À bien y regarder Wajdi Mouawad invente une mise en abîme démultipliée, pour autant que cela puisse se faire ! Car voilà jetés dans l’espace dessiné et savamment modulé par Emmanuel Clolus pas moins de cinq Wajdi alias Talyani ! L’un resté au Liban (le Liban étant bien entendu l’un des invariants dans l’œuvre de Wajdi Mouawad), un deuxième, neurochirurgien installé en Italie, le troisième, peintre reconnu, au Québec (autre invariant), le quatrième chauffeur de taxi en France, le dernier saisi dans les couloirs de la mort d’une prison texane et sur le point d’être exécuté… Ce dispositif, cinq éclats de vie, permet à Wajdi Mouawad de ramasser toutes les facettes, réelles ou rêvées, constituant sa personnalité. C’est réalisé sur le plateau avec dextérité et une grande intelligence ; on glisse littéralement d’une existence à l’autre, dans lesquelles le réel (le vécu) le dispute à la fiction. Ainsi le triptyque du peintre que l’on voit sur scène et qui sera massacré, a-t-il été réellement peint par Wajdi Mouawad. Troublant. Ainsi en est-il aussi de bon nombre d’épisodes, alors que reviennent en boucle (images filmées à l’appui) les dégâts causés par les explosions survenues en août 2020 dans le port de Beyrouth… Étonnant entrelacement ; les existences se développent, s’interrompent, se superposent, se reprennent. Toujours dans une extrême fluidité due notamment au talent de la distribution avec les cinq Talyani assumés par Wajdi Mouawad en personne et Jérôme Kircher soutenus par leurs douze camarades de plateau qui interprètent tous (Norah Krief exceptée, la sœur de Wajdi) une multitude de rôles. Car il y a foule sur scène, tout un monde pour évoquer les problèmes qui hantent notre temps, et même les derniers en date que plus personne n’ose éviter comme l’écologie.

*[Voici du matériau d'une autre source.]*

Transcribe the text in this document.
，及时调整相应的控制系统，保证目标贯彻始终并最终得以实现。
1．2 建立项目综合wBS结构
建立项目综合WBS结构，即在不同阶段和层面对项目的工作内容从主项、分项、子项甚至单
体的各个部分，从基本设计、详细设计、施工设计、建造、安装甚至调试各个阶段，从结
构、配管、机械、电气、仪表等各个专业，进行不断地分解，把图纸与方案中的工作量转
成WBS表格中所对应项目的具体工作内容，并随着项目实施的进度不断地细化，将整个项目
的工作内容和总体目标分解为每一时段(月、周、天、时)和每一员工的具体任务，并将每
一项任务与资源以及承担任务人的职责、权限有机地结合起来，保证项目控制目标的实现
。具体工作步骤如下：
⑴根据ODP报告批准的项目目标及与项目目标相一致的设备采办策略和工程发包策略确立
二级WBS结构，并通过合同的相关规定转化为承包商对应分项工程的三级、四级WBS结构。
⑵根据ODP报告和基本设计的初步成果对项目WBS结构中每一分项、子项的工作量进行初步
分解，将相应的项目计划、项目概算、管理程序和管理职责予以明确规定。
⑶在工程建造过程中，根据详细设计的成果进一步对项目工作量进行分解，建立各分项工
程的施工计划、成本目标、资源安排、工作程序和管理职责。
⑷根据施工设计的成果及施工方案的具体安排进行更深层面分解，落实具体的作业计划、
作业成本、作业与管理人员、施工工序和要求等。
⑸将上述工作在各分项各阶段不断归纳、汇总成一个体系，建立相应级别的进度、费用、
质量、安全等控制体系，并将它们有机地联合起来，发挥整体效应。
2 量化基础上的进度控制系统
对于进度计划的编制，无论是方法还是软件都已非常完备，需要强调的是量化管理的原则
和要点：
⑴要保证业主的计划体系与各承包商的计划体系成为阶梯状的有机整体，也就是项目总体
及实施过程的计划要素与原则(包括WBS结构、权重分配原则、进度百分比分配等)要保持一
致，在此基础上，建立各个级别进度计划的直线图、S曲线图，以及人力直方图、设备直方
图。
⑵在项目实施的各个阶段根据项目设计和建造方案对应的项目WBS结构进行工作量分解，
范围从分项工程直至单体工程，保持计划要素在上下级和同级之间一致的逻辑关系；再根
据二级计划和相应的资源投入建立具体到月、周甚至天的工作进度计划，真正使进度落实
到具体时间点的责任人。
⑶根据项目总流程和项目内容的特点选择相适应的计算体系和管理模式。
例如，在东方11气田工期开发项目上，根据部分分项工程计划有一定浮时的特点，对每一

En trois mouvements à peu près d’égale durée, il va de soi que c’est le deuxième temps qui est le plus fort, « noyau » du problème, alors que le premier, temps de l’exposition et le dernier qui malheureusement est celui de la conclusion et de la « morale » de l’histoire fait baisser la vive intensité du spectacle. Mais c’est bien l’ensemble qui fait sens, et il faut redire ici, par-delà la mise en écriture de la vie de l’auteur, l’excellence de son travail de plateau – dans un style reconnaissable entre tous, entre fluidité, vitesse et force – de vraies épures – , et dans cette manière particulière de diriger les comédiens les faisant entrer dans la dynamique d’un grand ensemble de l’aventure humaine.